Alone on the Divide: Cycling from Jackson Hole to Boulder, CO
Cycling solo from Jackson Hole, Wyoming to Boulder, Colorado isn’t your average weekend ride. It’s 500+ miles of raw terrain, towering mountain passes, and long, empty stretches that test your legs, your mind, and your grit. I did it in four days — riding through the night, battling altitude, weather, and silence, and falling in love with the road in a way I hadn’t before.
The journey began under clear skies in Jackson, with the Tetons at my back and a full set of gear loaded on my gravel bike. The first two days were beautiful and brutal: crossing into Idaho, then swinging south into Utah, navigating rough shoulders, fast-moving weather, and steep climbs. I camped once, crashed in a roadside motel once, and kept pushing south.

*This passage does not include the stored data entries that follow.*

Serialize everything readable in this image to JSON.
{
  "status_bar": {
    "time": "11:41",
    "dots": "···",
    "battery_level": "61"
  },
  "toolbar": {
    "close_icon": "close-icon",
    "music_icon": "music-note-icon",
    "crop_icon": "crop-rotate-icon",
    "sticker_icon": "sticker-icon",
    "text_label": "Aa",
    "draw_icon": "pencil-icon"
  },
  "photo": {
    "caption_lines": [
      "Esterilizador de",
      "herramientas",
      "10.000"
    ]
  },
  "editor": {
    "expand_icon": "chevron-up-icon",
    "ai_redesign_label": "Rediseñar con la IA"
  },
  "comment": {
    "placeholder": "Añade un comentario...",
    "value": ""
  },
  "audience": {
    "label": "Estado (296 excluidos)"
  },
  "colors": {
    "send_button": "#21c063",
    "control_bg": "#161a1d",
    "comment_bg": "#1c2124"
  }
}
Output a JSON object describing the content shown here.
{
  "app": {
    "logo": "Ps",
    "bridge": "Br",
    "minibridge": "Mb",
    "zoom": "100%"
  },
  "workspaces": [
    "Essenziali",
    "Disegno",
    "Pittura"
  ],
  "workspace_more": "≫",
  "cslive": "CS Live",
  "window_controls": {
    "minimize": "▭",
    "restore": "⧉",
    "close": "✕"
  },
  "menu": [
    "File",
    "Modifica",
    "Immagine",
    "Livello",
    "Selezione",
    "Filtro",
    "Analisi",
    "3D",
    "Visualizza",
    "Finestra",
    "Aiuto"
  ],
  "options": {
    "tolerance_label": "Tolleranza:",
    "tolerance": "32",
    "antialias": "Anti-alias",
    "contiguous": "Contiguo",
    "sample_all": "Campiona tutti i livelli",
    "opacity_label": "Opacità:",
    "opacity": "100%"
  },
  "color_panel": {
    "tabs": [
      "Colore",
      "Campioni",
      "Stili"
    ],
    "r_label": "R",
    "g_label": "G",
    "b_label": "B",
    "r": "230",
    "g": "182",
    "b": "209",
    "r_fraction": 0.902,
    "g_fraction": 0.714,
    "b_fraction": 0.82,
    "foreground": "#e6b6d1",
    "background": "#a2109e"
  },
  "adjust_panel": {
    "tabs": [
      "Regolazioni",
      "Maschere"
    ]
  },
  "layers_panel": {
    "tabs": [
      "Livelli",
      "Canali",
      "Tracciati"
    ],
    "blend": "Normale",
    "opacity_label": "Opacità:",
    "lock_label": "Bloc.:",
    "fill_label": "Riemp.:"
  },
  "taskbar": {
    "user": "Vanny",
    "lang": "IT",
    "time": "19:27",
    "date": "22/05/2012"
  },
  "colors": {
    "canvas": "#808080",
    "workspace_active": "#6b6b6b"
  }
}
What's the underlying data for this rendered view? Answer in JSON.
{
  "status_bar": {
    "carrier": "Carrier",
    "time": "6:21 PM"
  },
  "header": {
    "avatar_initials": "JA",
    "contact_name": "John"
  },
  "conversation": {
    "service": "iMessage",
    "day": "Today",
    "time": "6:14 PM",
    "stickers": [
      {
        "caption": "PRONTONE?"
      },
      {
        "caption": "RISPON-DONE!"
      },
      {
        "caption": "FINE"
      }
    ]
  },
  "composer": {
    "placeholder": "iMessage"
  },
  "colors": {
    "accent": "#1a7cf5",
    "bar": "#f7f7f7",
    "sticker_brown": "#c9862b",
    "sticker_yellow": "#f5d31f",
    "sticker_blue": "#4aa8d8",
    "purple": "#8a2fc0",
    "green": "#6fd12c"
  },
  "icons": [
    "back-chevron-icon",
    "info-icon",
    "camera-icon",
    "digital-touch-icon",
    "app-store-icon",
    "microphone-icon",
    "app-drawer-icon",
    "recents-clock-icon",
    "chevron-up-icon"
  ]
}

Day three was the test — a long, lonely ride from northern Utah over multiple high passes, with nowhere to stop and no real shelter. As the sun dipped, I knew I’d have to ride through the night. So I did. Wrapped in every layer I had, I climbed into the moonlit darkness, my headlamp cutting a narrow tunnel through the cold. Hours passed in silence, the stars above impossibly bright, and the descent into Colorado around 3 a.m. felt like flying.
By the time I rolled into Boulder on day four, I was wrecked — sore, sunburned, sleep-deprived — but alive in the best possible way. This ride wasn’t about speed or records. It was about solitude, stamina, and the strange clarity that comes when you’re alone with your thoughts for days at a time.
If you ever want to feel the world stretch and shift beneath your wheels, ride solo across the high country. It changes you.